On the 22nd December 1905 Tommy Flowers was born

Thomas Harold Flowers was an English engineer with the British General Post Office. During World War II he designed and built ‘Colossus’ the world’s first programmable electronic computer which helped solve encrypted German messages.

For his work Flowers was rewarded with an MBE and a £1,000 grant, which did not even cover his own investment in Colossus. His work was not publicly revealed until the 1970s. Today, the place of Colossus in computing history is assured, and Flowers is acknowledged as the principal architect of the machine.

 

Early career

Born in the East End of London, as a young man he undertook an apprenticeship in mechanical engineering at the Royal Arsenal, Woolwich and took evening classes at the University of London to earn a degree in electrical engineering. In 1926, he joined the telecommunications branch of the General Post Office (GPO), moving to work at the research station at Dollis Hill in north-west London in 1930. From 1935 onward he explored the use of electronics for telephone exchanges. By 1939 he was convinced that an all-electronic system was possible. A background in switching electronics would prove crucial for his computer designs during the War.

 

Bletchley Park

Flowers was first brought into the code breaking world at Bletchley Park to work on Alan Turing’s Bombe, a system designed to break the German Enigma codes. A new more complicated cipher, Lorenz, was introduced by the Germans during World War II which required a new system to crack it. This was a high-level German code generated by a teletypewriter in-line cipher machine, the Lorenz SZ40/42, one of their Geheimschreiber (secret writer) systems. It was a much more complex system than Enigma; the decoding procedure involved trying so many possibilities that it was impractical to do by hand. Flowers helped designed the first device, named Heath Robinson, in an attempt to automate the cryptanalysis of the Lorenz cipher machine.
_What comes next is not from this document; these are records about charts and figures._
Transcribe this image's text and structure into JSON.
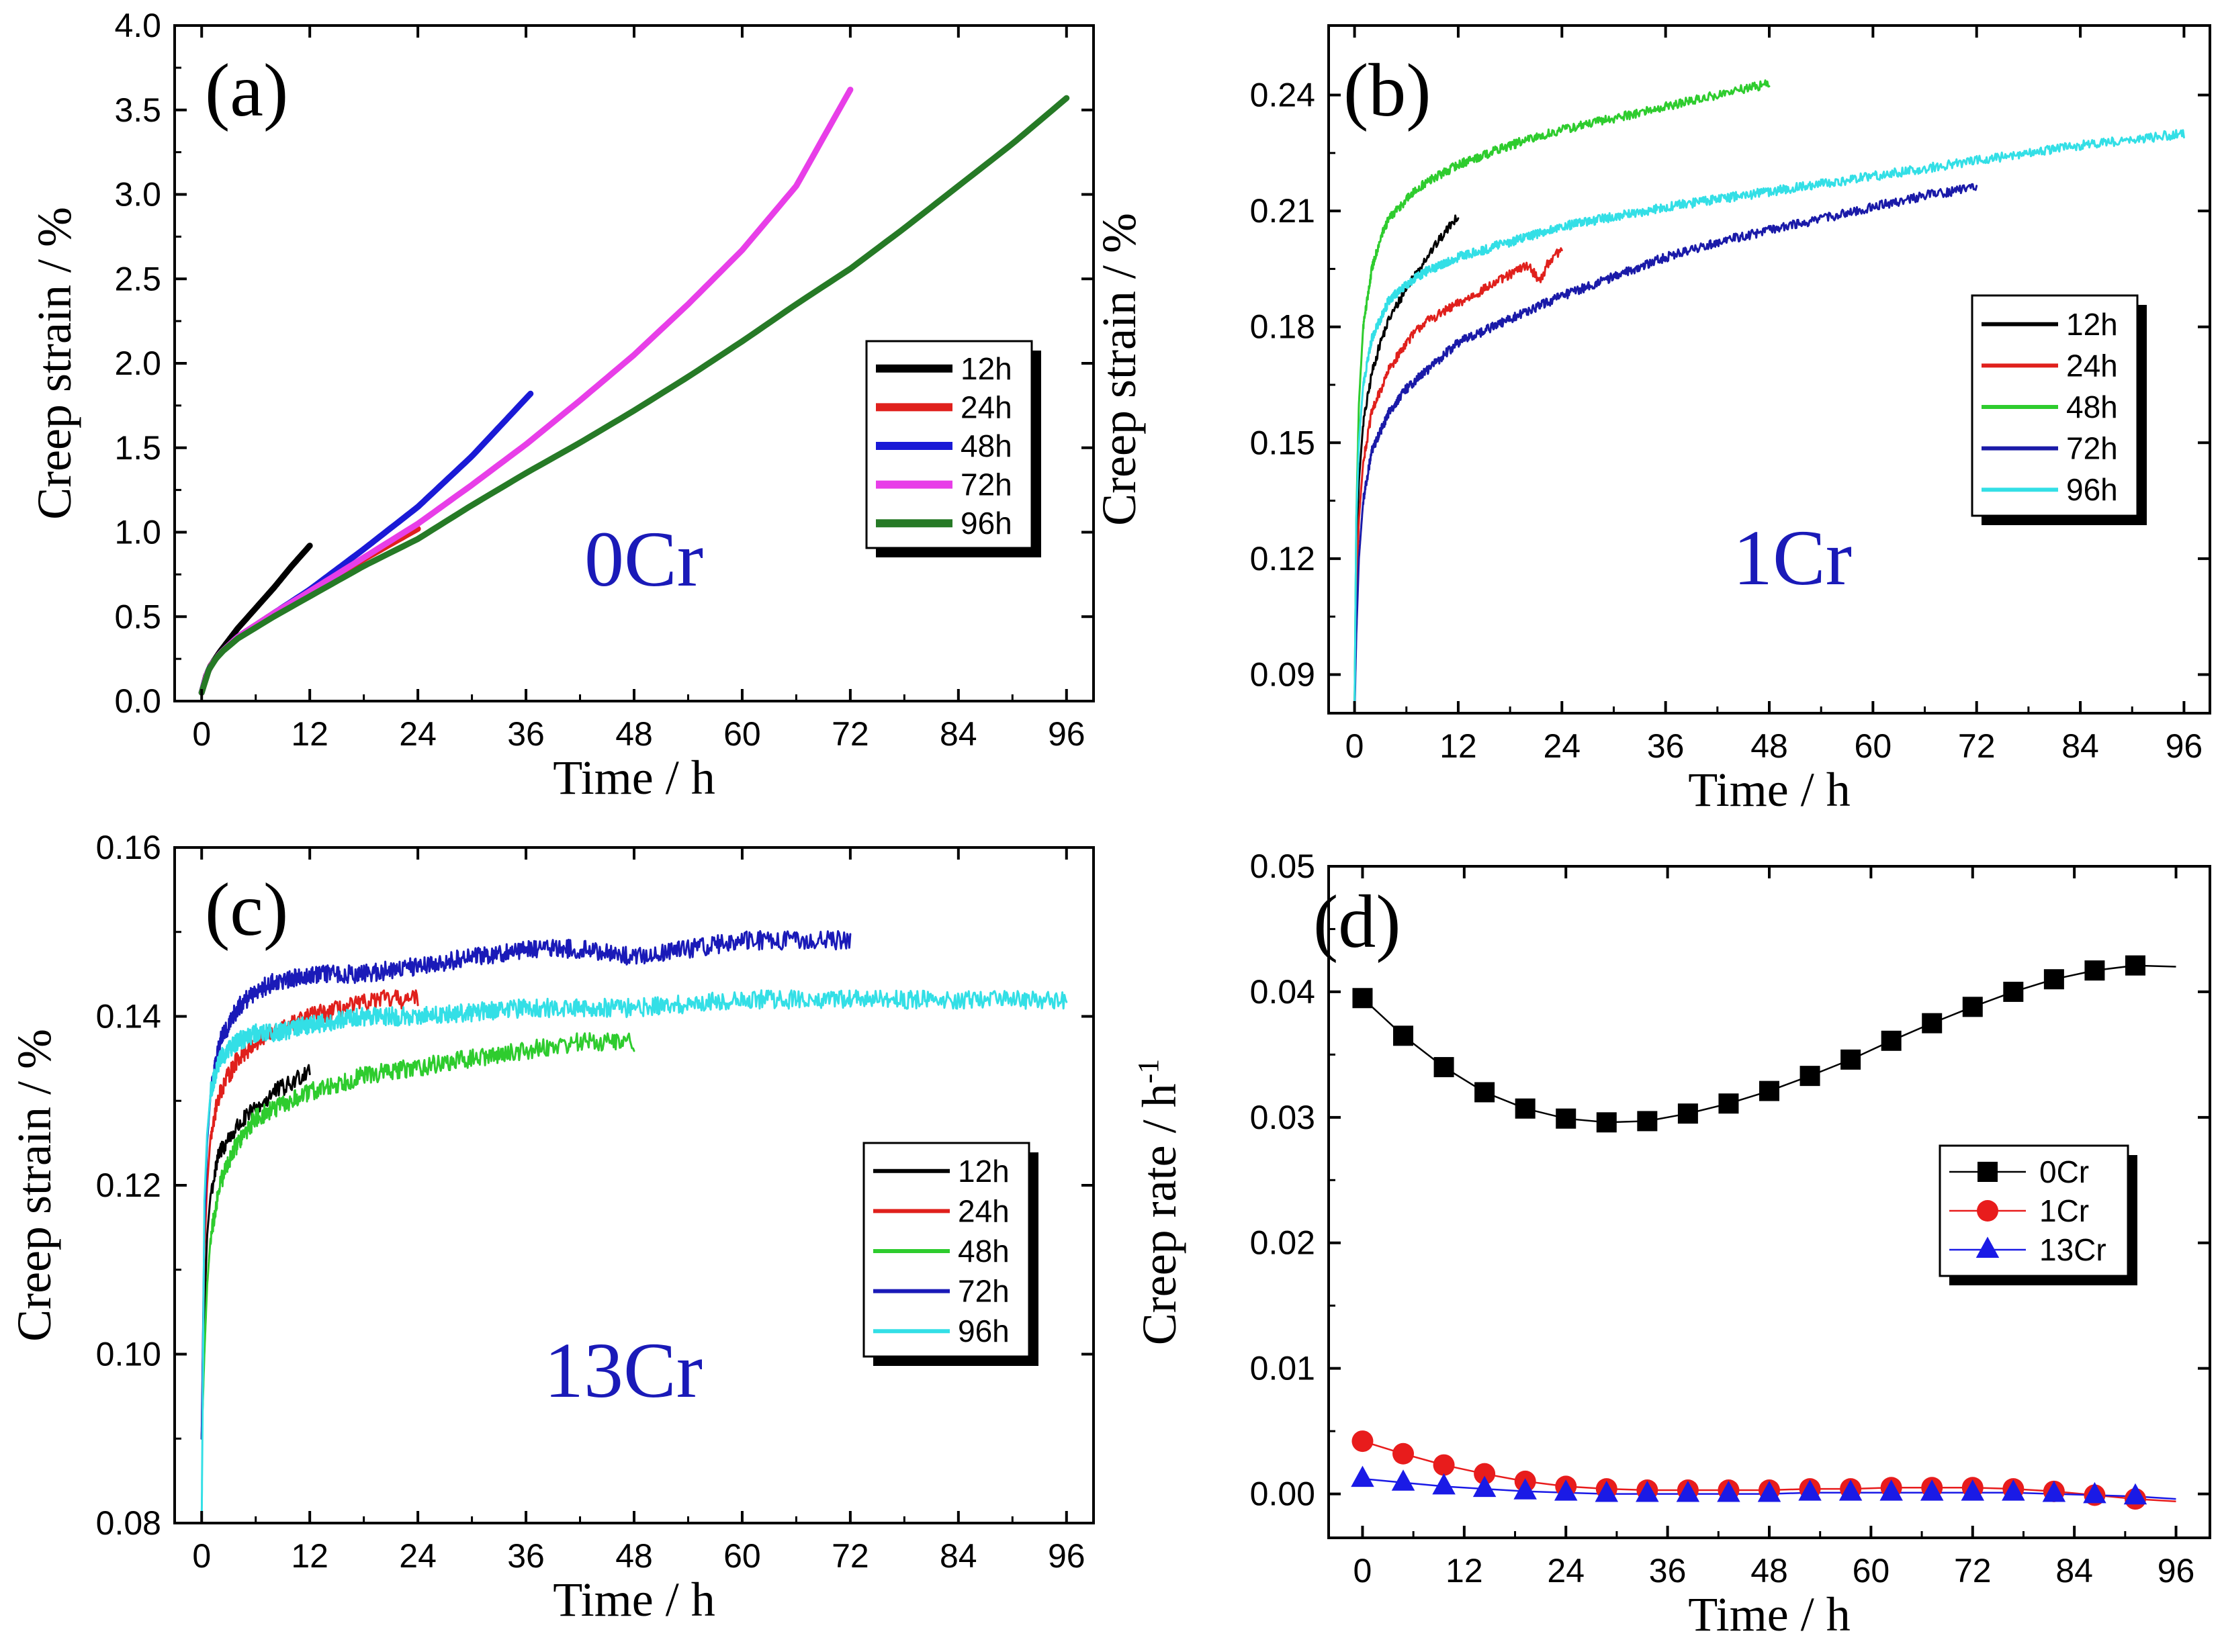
{
  "chart_data": [
    {
      "panel_label": "(a)",
      "type": "line",
      "annotation": "0Cr",
      "xlabel": "Time / h",
      "ylabel": "Creep strain / %",
      "xlim": [
        -3,
        99
      ],
      "ylim": [
        0,
        4.0
      ],
      "xticks": [
        "0",
        "12",
        "24",
        "36",
        "48",
        "60",
        "72",
        "84",
        "96"
      ],
      "yticks": [
        "0.0",
        "0.5",
        "1.0",
        "1.5",
        "2.0",
        "2.5",
        "3.0",
        "3.5",
        "4.0"
      ],
      "legend_position": "right-middle",
      "noise": 0,
      "series": [
        {
          "name": "12h",
          "color": "#000000",
          "x": [
            0,
            0.5,
            1,
            2,
            4,
            6,
            8,
            10,
            12
          ],
          "values": [
            0.05,
            0.15,
            0.21,
            0.29,
            0.43,
            0.55,
            0.67,
            0.8,
            0.92
          ]
        },
        {
          "name": "24h",
          "color": "#e0201c",
          "x": [
            0,
            0.5,
            1,
            2,
            4,
            8,
            12,
            16,
            20,
            24
          ],
          "values": [
            0.05,
            0.15,
            0.21,
            0.28,
            0.38,
            0.52,
            0.65,
            0.78,
            0.9,
            1.02
          ]
        },
        {
          "name": "48h",
          "color": "#1a1ad6",
          "x": [
            0,
            0.5,
            1,
            2,
            4,
            8,
            12,
            18,
            24,
            30,
            36.5
          ],
          "values": [
            0.05,
            0.15,
            0.21,
            0.28,
            0.38,
            0.52,
            0.66,
            0.9,
            1.15,
            1.45,
            1.82
          ]
        },
        {
          "name": "72h",
          "color": "#e83ee8",
          "x": [
            0,
            0.5,
            1,
            2,
            4,
            8,
            12,
            18,
            24,
            30,
            36,
            42,
            48,
            54,
            60,
            66,
            72
          ],
          "values": [
            0.05,
            0.15,
            0.21,
            0.28,
            0.38,
            0.52,
            0.65,
            0.85,
            1.05,
            1.28,
            1.52,
            1.78,
            2.05,
            2.35,
            2.67,
            3.05,
            3.62
          ]
        },
        {
          "name": "96h",
          "color": "#267a26",
          "x": [
            0,
            0.5,
            1,
            2,
            4,
            8,
            12,
            18,
            24,
            30,
            36,
            42,
            48,
            54,
            60,
            66,
            72,
            78,
            84,
            90,
            96
          ],
          "values": [
            0.05,
            0.15,
            0.21,
            0.28,
            0.37,
            0.5,
            0.62,
            0.8,
            0.96,
            1.16,
            1.35,
            1.53,
            1.72,
            1.92,
            2.13,
            2.35,
            2.56,
            2.8,
            3.05,
            3.3,
            3.57
          ]
        }
      ]
    },
    {
      "panel_label": "(b)",
      "type": "line",
      "annotation": "1Cr",
      "xlabel": "Time / h",
      "ylabel": "Creep strain / %",
      "xlim": [
        -3,
        99
      ],
      "ylim": [
        0.08,
        0.258
      ],
      "xticks": [
        "0",
        "12",
        "24",
        "36",
        "48",
        "60",
        "72",
        "84",
        "96"
      ],
      "yticks": [
        "0.09",
        "0.12",
        "0.15",
        "0.18",
        "0.21",
        "0.24"
      ],
      "ytick_values": [
        0.09,
        0.12,
        0.15,
        0.18,
        0.21,
        0.24
      ],
      "legend_position": "right-middle",
      "noise": 0.0012,
      "series": [
        {
          "name": "12h",
          "color": "#000000",
          "x": [
            0,
            0.2,
            0.5,
            1,
            2,
            3,
            4,
            6,
            8,
            10,
            12
          ],
          "values": [
            0.08,
            0.12,
            0.14,
            0.155,
            0.168,
            0.176,
            0.182,
            0.19,
            0.197,
            0.203,
            0.209
          ]
        },
        {
          "name": "24h",
          "color": "#e0201c",
          "x": [
            0,
            0.2,
            0.5,
            1,
            2,
            4,
            6,
            8,
            12,
            16,
            20,
            21.5,
            22.5,
            24
          ],
          "values": [
            0.08,
            0.11,
            0.13,
            0.145,
            0.158,
            0.169,
            0.176,
            0.181,
            0.186,
            0.191,
            0.196,
            0.192,
            0.197,
            0.2
          ]
        },
        {
          "name": "48h",
          "color": "#2ecc2e",
          "x": [
            0,
            0.2,
            0.5,
            1,
            2,
            3,
            4,
            6,
            8,
            12,
            18,
            24,
            30,
            36,
            42,
            48
          ],
          "values": [
            0.08,
            0.13,
            0.16,
            0.18,
            0.195,
            0.203,
            0.208,
            0.213,
            0.217,
            0.222,
            0.227,
            0.231,
            0.234,
            0.237,
            0.24,
            0.243
          ]
        },
        {
          "name": "72h",
          "color": "#1a1aa8",
          "x": [
            0,
            0.2,
            0.5,
            1,
            2,
            4,
            6,
            8,
            12,
            18,
            24,
            30,
            36,
            42,
            48,
            54,
            60,
            66,
            72
          ],
          "values": [
            0.08,
            0.1,
            0.12,
            0.135,
            0.148,
            0.158,
            0.164,
            0.168,
            0.176,
            0.182,
            0.188,
            0.193,
            0.198,
            0.202,
            0.205,
            0.208,
            0.211,
            0.214,
            0.216
          ]
        },
        {
          "name": "96h",
          "color": "#33dfe6",
          "x": [
            0,
            0.2,
            0.5,
            1,
            2,
            4,
            6,
            8,
            12,
            18,
            24,
            36,
            48,
            60,
            72,
            84,
            96
          ],
          "values": [
            0.08,
            0.13,
            0.15,
            0.165,
            0.177,
            0.187,
            0.191,
            0.194,
            0.198,
            0.202,
            0.206,
            0.211,
            0.215,
            0.219,
            0.223,
            0.227,
            0.23
          ]
        }
      ]
    },
    {
      "panel_label": "(c)",
      "type": "line",
      "annotation": "13Cr",
      "xlabel": "Time / h",
      "ylabel": "Creep strain / %",
      "xlim": [
        -3,
        99
      ],
      "ylim": [
        0.08,
        0.16
      ],
      "xticks": [
        "0",
        "12",
        "24",
        "36",
        "48",
        "60",
        "72",
        "84",
        "96"
      ],
      "yticks": [
        "0.08",
        "0.10",
        "0.12",
        "0.14",
        "0.16"
      ],
      "ytick_values": [
        0.08,
        0.1,
        0.12,
        0.14,
        0.16
      ],
      "legend_position": "right-lower",
      "noise": 0.0011,
      "series": [
        {
          "name": "12h",
          "color": "#000000",
          "x": [
            0,
            0.3,
            0.6,
            1,
            2,
            4,
            6,
            8,
            10,
            12
          ],
          "values": [
            0.09,
            0.105,
            0.114,
            0.119,
            0.124,
            0.127,
            0.129,
            0.131,
            0.132,
            0.134
          ]
        },
        {
          "name": "24h",
          "color": "#e0201c",
          "x": [
            0,
            0.3,
            0.6,
            1,
            2,
            4,
            6,
            8,
            12,
            16,
            20,
            24
          ],
          "values": [
            0.09,
            0.112,
            0.12,
            0.126,
            0.131,
            0.135,
            0.137,
            0.138,
            0.14,
            0.141,
            0.142,
            0.142
          ]
        },
        {
          "name": "48h",
          "color": "#2ecc2e",
          "x": [
            0,
            0.3,
            0.6,
            1,
            2,
            3,
            4,
            6,
            8,
            12,
            18,
            24,
            30,
            36,
            42,
            48
          ],
          "values": [
            0.09,
            0.1,
            0.108,
            0.114,
            0.12,
            0.123,
            0.125,
            0.128,
            0.129,
            0.131,
            0.133,
            0.134,
            0.135,
            0.136,
            0.137,
            0.137
          ]
        },
        {
          "name": "72h",
          "color": "#1a1ab8",
          "x": [
            0,
            0.3,
            0.6,
            1,
            2,
            4,
            6,
            8,
            12,
            18,
            24,
            30,
            36,
            42,
            48,
            54,
            60,
            66,
            72
          ],
          "values": [
            0.09,
            0.115,
            0.125,
            0.131,
            0.137,
            0.141,
            0.143,
            0.144,
            0.145,
            0.145,
            0.146,
            0.147,
            0.148,
            0.148,
            0.147,
            0.148,
            0.149,
            0.149,
            0.149
          ]
        },
        {
          "name": "96h",
          "color": "#33dfe6",
          "x": [
            0,
            0.3,
            0.6,
            1,
            2,
            4,
            6,
            8,
            12,
            18,
            24,
            36,
            48,
            60,
            72,
            84,
            96
          ],
          "values": [
            0.08,
            0.118,
            0.126,
            0.131,
            0.135,
            0.137,
            0.138,
            0.138,
            0.139,
            0.14,
            0.14,
            0.141,
            0.141,
            0.142,
            0.142,
            0.142,
            0.142
          ]
        }
      ]
    },
    {
      "panel_label": "(d)",
      "type": "scatter",
      "xlabel": "Time / h",
      "ylabel": "Creep rate / h",
      "ylabel_sup": "-1",
      "xlim": [
        -4,
        100
      ],
      "ylim": [
        -0.0035,
        0.05
      ],
      "xticks": [
        "0",
        "12",
        "24",
        "36",
        "48",
        "60",
        "72",
        "84",
        "96"
      ],
      "yticks": [
        "0.00",
        "0.01",
        "0.02",
        "0.03",
        "0.04",
        "0.05"
      ],
      "ytick_values": [
        0.0,
        0.01,
        0.02,
        0.03,
        0.04,
        0.05
      ],
      "legend_position": "right-middle",
      "x": [
        0,
        4.8,
        9.6,
        14.4,
        19.2,
        24,
        28.8,
        33.6,
        38.4,
        43.2,
        48,
        52.8,
        57.6,
        62.4,
        67.2,
        72,
        76.8,
        81.6,
        86.4,
        91.2
      ],
      "fit_end_x": 96,
      "series": [
        {
          "name": "0Cr",
          "marker": "square",
          "color": "#000000",
          "values": [
            0.0395,
            0.0365,
            0.034,
            0.032,
            0.0307,
            0.0299,
            0.0296,
            0.0297,
            0.0303,
            0.0311,
            0.0321,
            0.0333,
            0.0346,
            0.0361,
            0.0375,
            0.0388,
            0.04,
            0.041,
            0.0417,
            0.0421
          ],
          "fit_end": 0.042
        },
        {
          "name": "1Cr",
          "marker": "circle",
          "color": "#e81c1c",
          "values": [
            0.0042,
            0.0032,
            0.0023,
            0.0016,
            0.001,
            0.0006,
            0.0004,
            0.0003,
            0.0003,
            0.0003,
            0.0003,
            0.0004,
            0.0004,
            0.0005,
            0.0005,
            0.0005,
            0.0004,
            0.0002,
            -0.0001,
            -0.0004
          ],
          "fit_end": -0.0006
        },
        {
          "name": "13Cr",
          "marker": "triangle",
          "color": "#1a1ae6",
          "values": [
            0.0012,
            0.0009,
            0.0006,
            0.0004,
            0.0002,
            0.0001,
            0.0,
            0.0,
            0.0,
            0.0,
            0.0,
            0.0001,
            0.0001,
            0.0001,
            0.0001,
            0.0001,
            0.0001,
            0.0,
            -0.0001,
            -0.0002
          ],
          "fit_end": -0.0004
        }
      ]
    }
  ]
}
Only partially successful, Flowers proposed the design for a new machine that would become known as Colossus, the world’s first programmable electronic computer. Management at Bletchley Park was sceptical and encouraged Flowers to continue alone rather than prioritising the project. He did so at the Post Office Research Labs, and his team at Dollis Hill built the first machine in eleven months. It was immediately dubbed ‘Colossus’ by the Bletchley Park staff for its immense proportions. The Mark 1 Colossus operated five times faster and was more flexible than the Heath Robinson, which used electro-mechanical switches.

 

Colossus

The first Mark 1 Colossus, used 1500 valves and ran at Dollis Hill in November 1943; it was delivered to Bletchley Park in January 1944 where it was assembled and began operation in early February. Colossus proved to be efficient and quick against the twelve-rotor Lorenz cipher machine.
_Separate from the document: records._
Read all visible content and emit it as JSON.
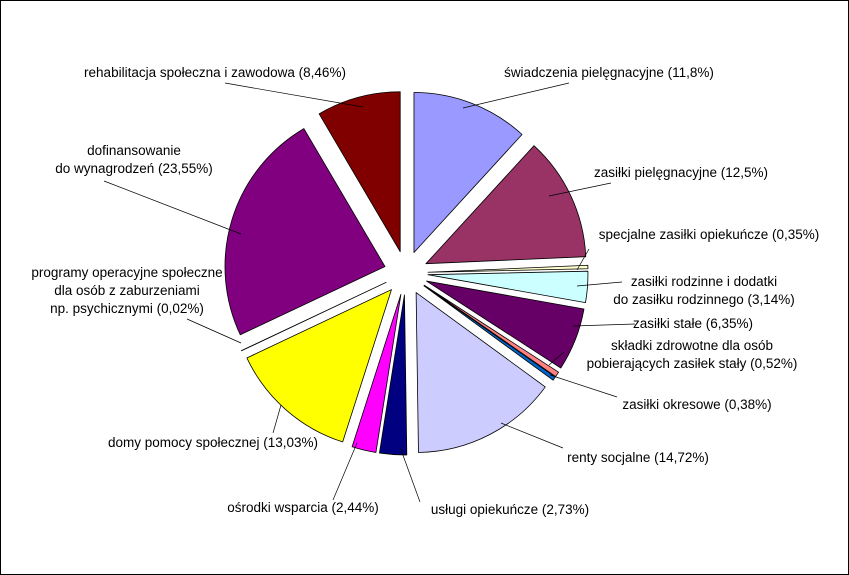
{
  "chart_data": {
    "type": "pie",
    "title": "",
    "exploded": true,
    "slices": [
      {
        "label_lines": [
          "świadczenia pielęgnacyjne (11,8%)"
        ],
        "value": 11.8,
        "color": "#9999ff"
      },
      {
        "label_lines": [
          "zasiłki pielęgnacyjne (12,5%)"
        ],
        "value": 12.5,
        "color": "#993366"
      },
      {
        "label_lines": [
          "specjalne zasiłki opiekuńcze (0,35%)"
        ],
        "value": 0.35,
        "color": "#ffffcc"
      },
      {
        "label_lines": [
          "zasiłki rodzinne i dodatki",
          "do zasiłku rodzinnego (3,14%)"
        ],
        "value": 3.14,
        "color": "#ccffff"
      },
      {
        "label_lines": [
          "zasiłki stałe (6,35%)"
        ],
        "value": 6.35,
        "color": "#660066"
      },
      {
        "label_lines": [
          "składki zdrowotne dla osób",
          "pobierających zasiłek stały (0,52%)"
        ],
        "value": 0.52,
        "color": "#ff8080"
      },
      {
        "label_lines": [
          "zasiłki okresowe (0,38%)"
        ],
        "value": 0.38,
        "color": "#0066cc"
      },
      {
        "label_lines": [
          "renty socjalne (14,72%)"
        ],
        "value": 14.72,
        "color": "#ccccff"
      },
      {
        "label_lines": [
          "usługi opiekuńcze (2,73%)"
        ],
        "value": 2.73,
        "color": "#000080"
      },
      {
        "label_lines": [
          "ośrodki wsparcia (2,44%)"
        ],
        "value": 2.44,
        "color": "#ff00ff"
      },
      {
        "label_lines": [
          "domy pomocy społecznej (13,03%)"
        ],
        "value": 13.03,
        "color": "#ffff00"
      },
      {
        "label_lines": [
          "programy operacyjne społeczne",
          "dla osób z zaburzeniami",
          "np. psychicznymi (0,02%)"
        ],
        "value": 0.02,
        "color": "#00ffff"
      },
      {
        "label_lines": [
          "dofinansowanie",
          "do wynagrodzeń (23,55%)"
        ],
        "value": 23.55,
        "color": "#800080"
      },
      {
        "label_lines": [
          "rehabilitacja społeczna i zawodowa (8,46%)"
        ],
        "value": 8.46,
        "color": "#800000"
      }
    ]
  }
}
A Mark II redesign of Colossus entered service on 1 June 1944 and immediately provided vital intelligence regarding the D-Day landings, such as the disposition of German troops in Normandy. The machines continued providing vital intelligence until the end of the war. Ten units were operational during World War II. All but two were dismantled after the war. This last pair provided code breaking services during the Cold War before finally being decommissioned in 1959 and 1960.